Beginning with a statement of requirements, the process proceeds through analysis, overall design, and detailed design and implementation, culminating with some suggestions for maintenance. (Testing is left as an exercise to the reader :-).)

Analysis is done by identifying the use cases and detailing a flow of events for each. Also, an initial set of functional test cases is specified, to serve as a vehicle for checking that the implementation is complete and basically correct. Analysis culminates in identifying classes implied by the use cases, and documenting them using an Analysis Class Diagram. (The Statechart diagrams done under design are also, in part, analysis tasks. In OO, the line between analysis and design is not always a sharp one.)

Overall design begins by using CRC cards to assign responsibilities to the various classes. The static structure of the design is summarized by means of an overall Class Diagram. Then the dynamic aspects of the design are developed, using State Charts for the major controller classes, plus an Interaction Diagram for each of the main use cases.

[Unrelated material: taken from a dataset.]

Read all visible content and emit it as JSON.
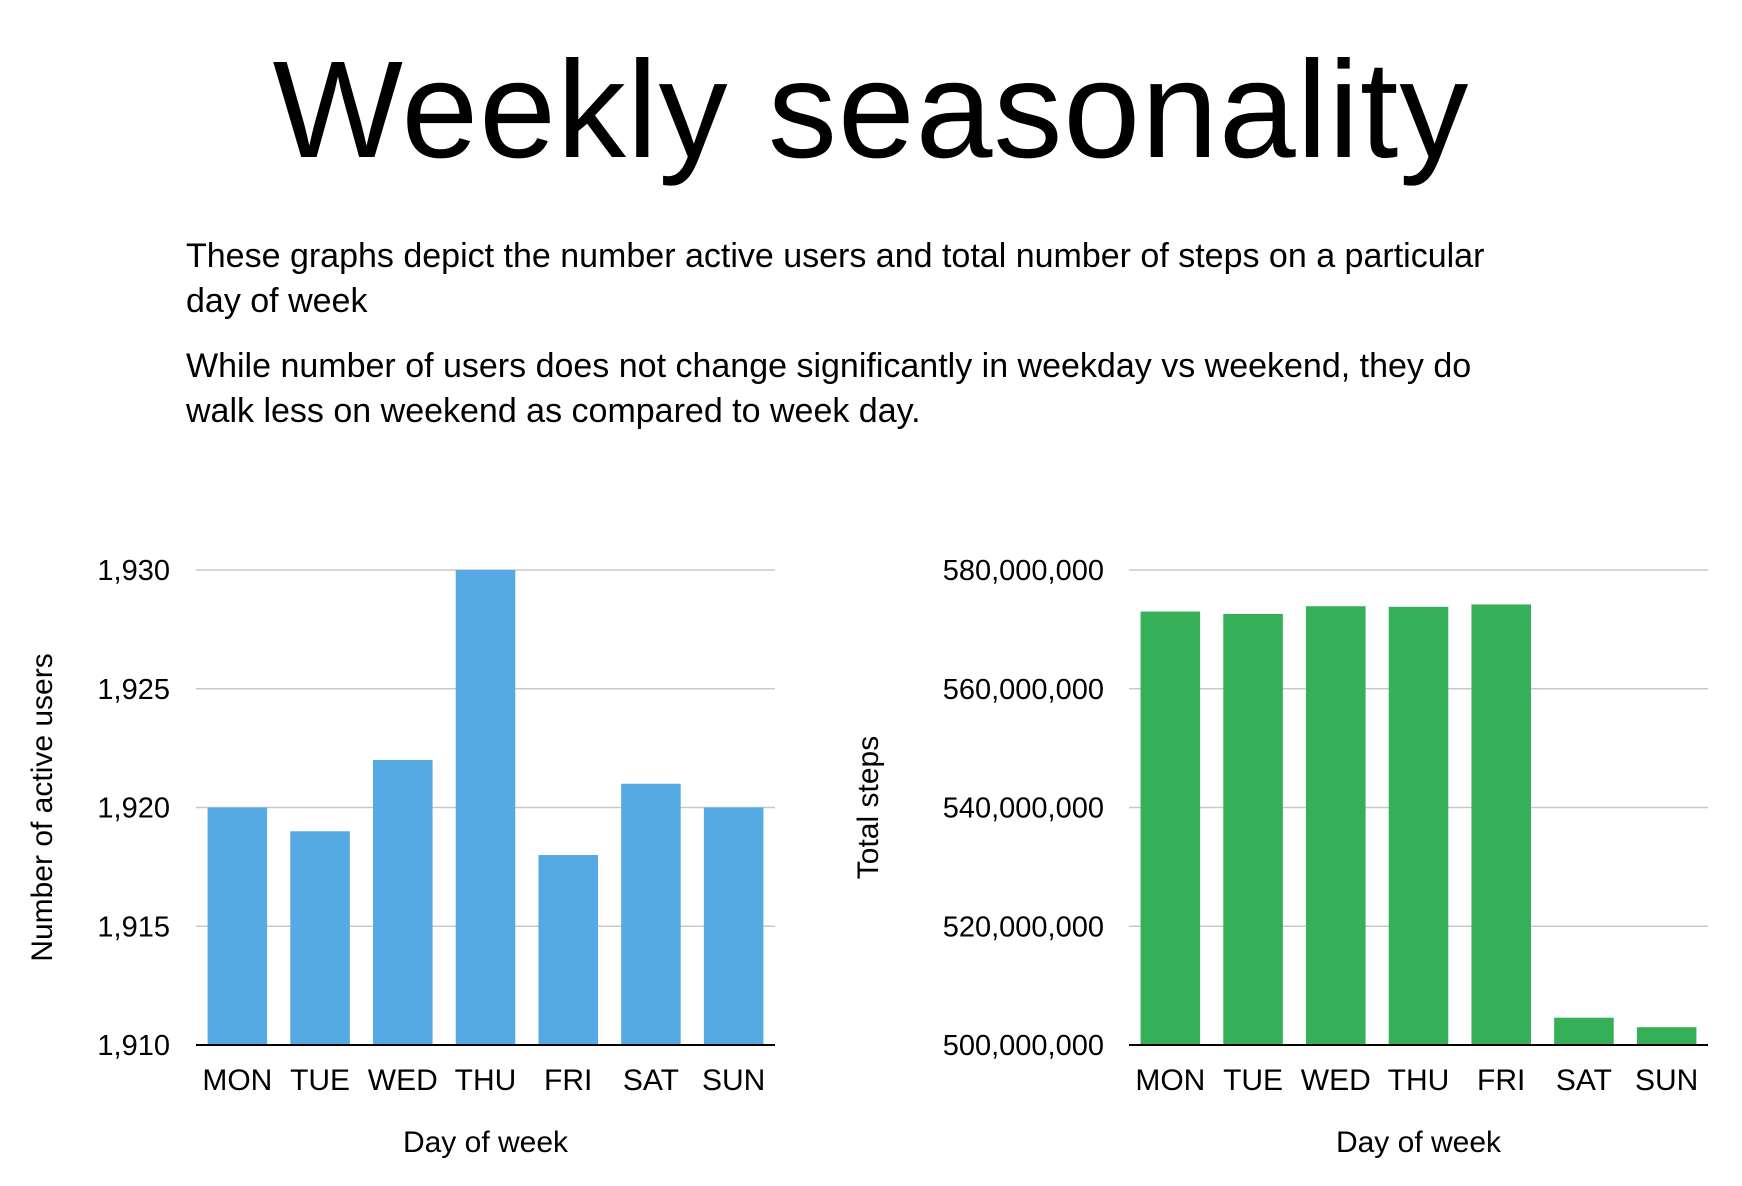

The detailed design is developed by spelling out the attributes and methods for each class, using a class diagram for each class with all three "compartments" fully filled in. A package diagram is used to show how the various classes are groupled into packages. Each class is then implemented in Java. The code page contains links both to Javadoc documentation for each class, and to the complete source code. Also included are a main class, which allows the simulation to run as an application, and an Applet class, which allows it to be run as an Applet. (This illustrates how the same basic code can be designed to be used either way; the application was used for most of the initial development work, but the Applet is accessible to anyone over the web).

The Executable Applet version can be loaded and executed from within any web browser that supports at least JDK 1.1.x.

The Maintenance page discusses ideas for possible changes to the system, each of which would require changes to multiple documents, not just the code.